Sanepar em Rio Negro-sbcsul.26.08.20

O governador Ratinho Júnior (PSD) pode reverter o aumento de 9,62% da tarifa de água e esgoto pedido pela Sanepar e aprovado pela Agência Reguladora de Serviços Públicos do Paraná (Agepar) ontem, segundo informou o deputado Hussein Bakri (PSD) e segundo ele, todos os parlamentares da base governista consideram que, diante da pandemia do Covid-19, não é o momento para aumentar a tarifa.

“Tenho a informação de que o governador realmente está estudando a possibilidade de que possa fazer uma reversão desse quadro. Eu, pessoalmente, como líder do governo, e toda a nossa base de deputados, não concordamos com o momento desse aumento. Isso foi dito claramente para o governo, inclusive para o chefe da Casa Civil”, disse Bakri à imprensa da Capital.

 

Na Assembleia Legislativa, parlamentares querem que a Agepar forneça todos os laudos técnicos de cálculo que serviu de base para solicitar  o aumento na tarifa para os consumidores. Em 2016, a Sanepar pediu e a Agepar homologou um reajuste, o qual teria servido para equiparar aos valores atrasados, de 25,63%. Para que o valor não fosse aplicado na conta da água imediatamente, deferiu-se um adiamento, em oito parcelas, até 2024, corrigido pela Selic e somado à inflação dos meses anteriores.

No ano passado, o Tribunal de Contas chegou a suspender parte do reajuste de 12,13% que havia sido proposto, mas depois autorizou a aplicação do reajuste total.
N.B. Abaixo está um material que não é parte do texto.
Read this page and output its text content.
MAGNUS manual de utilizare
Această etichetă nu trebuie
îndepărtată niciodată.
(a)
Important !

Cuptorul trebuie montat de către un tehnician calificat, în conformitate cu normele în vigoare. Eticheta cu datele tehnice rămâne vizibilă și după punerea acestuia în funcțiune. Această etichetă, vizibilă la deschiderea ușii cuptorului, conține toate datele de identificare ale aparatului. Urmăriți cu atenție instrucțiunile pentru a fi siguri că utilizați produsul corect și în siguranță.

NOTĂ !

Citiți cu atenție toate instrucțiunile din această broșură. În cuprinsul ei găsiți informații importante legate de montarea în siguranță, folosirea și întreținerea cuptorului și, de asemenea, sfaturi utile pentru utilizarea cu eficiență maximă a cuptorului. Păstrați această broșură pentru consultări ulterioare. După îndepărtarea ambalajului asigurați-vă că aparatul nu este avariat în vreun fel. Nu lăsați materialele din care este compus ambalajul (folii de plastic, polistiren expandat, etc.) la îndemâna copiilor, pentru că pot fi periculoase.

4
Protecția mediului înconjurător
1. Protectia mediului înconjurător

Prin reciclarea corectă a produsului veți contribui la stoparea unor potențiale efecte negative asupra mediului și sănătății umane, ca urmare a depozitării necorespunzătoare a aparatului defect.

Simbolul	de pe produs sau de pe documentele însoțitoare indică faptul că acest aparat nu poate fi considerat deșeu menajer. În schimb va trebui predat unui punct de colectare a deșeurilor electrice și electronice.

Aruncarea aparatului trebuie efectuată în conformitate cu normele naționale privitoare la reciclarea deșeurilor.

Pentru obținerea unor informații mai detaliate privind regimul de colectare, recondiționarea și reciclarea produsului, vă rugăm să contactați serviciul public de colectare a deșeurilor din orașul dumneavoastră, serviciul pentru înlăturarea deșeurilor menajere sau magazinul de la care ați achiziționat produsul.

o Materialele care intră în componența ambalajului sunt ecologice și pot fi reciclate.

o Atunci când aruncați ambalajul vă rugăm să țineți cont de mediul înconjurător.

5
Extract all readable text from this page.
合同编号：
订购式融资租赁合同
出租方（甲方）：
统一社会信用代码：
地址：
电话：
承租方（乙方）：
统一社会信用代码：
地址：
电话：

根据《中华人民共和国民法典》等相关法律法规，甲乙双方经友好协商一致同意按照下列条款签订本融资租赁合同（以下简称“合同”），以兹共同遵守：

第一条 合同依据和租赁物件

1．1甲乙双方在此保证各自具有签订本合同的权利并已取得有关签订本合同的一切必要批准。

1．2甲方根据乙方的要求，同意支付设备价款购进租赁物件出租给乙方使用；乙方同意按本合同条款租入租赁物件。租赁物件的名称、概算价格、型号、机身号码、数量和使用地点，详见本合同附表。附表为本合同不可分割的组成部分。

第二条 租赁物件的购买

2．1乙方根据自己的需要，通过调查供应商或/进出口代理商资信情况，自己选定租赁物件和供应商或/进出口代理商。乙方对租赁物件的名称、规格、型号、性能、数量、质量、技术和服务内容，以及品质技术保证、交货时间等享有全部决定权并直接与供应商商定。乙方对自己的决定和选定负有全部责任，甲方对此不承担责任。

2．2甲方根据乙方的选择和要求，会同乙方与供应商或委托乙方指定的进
Conforme declarado pelo site BemParaná , o líder da bancada do PT, deputado Tadeu Veneri, teria feito levantamento indicando que entre 2016 e 2019, a Sanepar já reajustou a tarifa da água em 47,03%, índice que seria 17% acima da inflação do período. “No segundo trimestre de 2019 a Sanepar teve um lucro líquido de R$ 1,2 bilhão de lucro devido ao reajuste do ano passado”, explicou.

 

“O povo com dificuldade por conta da pandemia. Empresa fechando, pessoas desempregadas, maior crise hídrica da história do Paraná e a gente aumentando a tarifa da água. Quero aqui pedir para que o governador tenha sensibilidade, dialogue com a empresa, e a gente não deixe acontecer isso com o povo paranaense, que está sufocado financeiramente”, argumentou o deputado Arilson Chiorato (PT).